Homenagem a Luiz Paulo Horta

Música

14.08.13

Na manhã do dia 3 de agosto, bem cedinho, Luiz Paulo Horta se foi, deixando imensa lacuna e muitas saudades em todo o meio musical carioca. Hoje, dia 14, ele completaria 70 anos. Como singela homenagem, vão aqui alguns depoimentos de pessoas que o conheceram bem de perto.

Luiz Paulo Horta

Último sábado de junho, véspera da final da Copa das Confederações, um dia de típico inverno no Rio, sem frio nem calor. No portão da agradável casa de vila de Botafogo, Luiz Paulo Horta sorri, dando tchau, enquanto manobro o carro, carregando dois moleques exaustos de tanto brincar.

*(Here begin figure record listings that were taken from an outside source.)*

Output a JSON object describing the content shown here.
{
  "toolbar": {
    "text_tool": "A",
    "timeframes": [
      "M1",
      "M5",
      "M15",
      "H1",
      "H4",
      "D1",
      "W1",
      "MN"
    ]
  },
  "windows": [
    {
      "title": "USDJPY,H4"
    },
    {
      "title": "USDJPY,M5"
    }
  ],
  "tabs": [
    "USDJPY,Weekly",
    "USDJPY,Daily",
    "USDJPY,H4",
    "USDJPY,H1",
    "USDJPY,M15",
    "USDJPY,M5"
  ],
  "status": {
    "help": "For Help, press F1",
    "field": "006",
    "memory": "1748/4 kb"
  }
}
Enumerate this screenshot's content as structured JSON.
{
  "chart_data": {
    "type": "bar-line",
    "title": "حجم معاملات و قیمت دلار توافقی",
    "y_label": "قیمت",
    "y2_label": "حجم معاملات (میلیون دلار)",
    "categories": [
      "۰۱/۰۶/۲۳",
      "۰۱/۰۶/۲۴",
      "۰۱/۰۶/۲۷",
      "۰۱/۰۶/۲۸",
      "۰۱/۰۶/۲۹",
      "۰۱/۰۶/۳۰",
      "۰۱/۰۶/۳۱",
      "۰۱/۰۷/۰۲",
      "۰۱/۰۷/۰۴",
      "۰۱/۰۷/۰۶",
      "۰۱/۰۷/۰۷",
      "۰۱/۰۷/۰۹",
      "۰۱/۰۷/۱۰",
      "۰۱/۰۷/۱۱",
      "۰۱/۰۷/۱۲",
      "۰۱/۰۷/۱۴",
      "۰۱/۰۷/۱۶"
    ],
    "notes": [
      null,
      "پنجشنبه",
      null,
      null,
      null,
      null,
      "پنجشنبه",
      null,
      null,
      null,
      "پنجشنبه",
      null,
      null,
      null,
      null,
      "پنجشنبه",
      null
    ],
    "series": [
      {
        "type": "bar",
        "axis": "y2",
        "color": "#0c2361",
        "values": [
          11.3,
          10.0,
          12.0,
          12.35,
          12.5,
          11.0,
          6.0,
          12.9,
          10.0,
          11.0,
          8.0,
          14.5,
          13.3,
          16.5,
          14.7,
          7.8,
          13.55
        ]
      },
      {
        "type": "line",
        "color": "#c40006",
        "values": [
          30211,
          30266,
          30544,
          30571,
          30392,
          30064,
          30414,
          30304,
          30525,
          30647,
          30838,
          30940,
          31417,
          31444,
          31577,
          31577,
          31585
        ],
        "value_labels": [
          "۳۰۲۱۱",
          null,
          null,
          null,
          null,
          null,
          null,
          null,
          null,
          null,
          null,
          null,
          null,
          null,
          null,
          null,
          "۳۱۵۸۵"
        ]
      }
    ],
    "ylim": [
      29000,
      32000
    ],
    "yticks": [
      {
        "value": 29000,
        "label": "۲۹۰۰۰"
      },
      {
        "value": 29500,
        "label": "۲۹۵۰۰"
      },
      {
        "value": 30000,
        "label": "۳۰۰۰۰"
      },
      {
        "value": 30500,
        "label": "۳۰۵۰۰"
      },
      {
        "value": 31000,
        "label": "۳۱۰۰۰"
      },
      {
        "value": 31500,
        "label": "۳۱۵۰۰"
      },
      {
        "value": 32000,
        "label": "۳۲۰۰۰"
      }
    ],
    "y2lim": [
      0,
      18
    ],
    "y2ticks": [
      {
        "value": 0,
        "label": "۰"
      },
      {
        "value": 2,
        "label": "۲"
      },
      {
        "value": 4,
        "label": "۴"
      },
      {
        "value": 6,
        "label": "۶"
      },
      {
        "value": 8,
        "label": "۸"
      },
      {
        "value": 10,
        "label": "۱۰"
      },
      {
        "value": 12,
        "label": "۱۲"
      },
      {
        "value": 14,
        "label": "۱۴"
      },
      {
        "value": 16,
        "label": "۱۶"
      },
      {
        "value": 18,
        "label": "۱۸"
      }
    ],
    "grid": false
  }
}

Volto para casa leve e feliz após o reencontro com o meu antigo companheiro da redação do Globo, mestre de tantas horas, pai de uma amiga muito querida. Foi uma noite especial: enquanto meus filhos brincavam com os netos dele, falamos sobre música, jornalismo e ABL, tudo regado a breves dedilhares dele ao piano. O grande entusiasmo era a passagem do Concertgebouw de Amsterdã pelo Rio naquela semana. Uma alegria de menino, feliz, relembrando (e tocando) a Quinta Sinfonia de Tchaikovsky.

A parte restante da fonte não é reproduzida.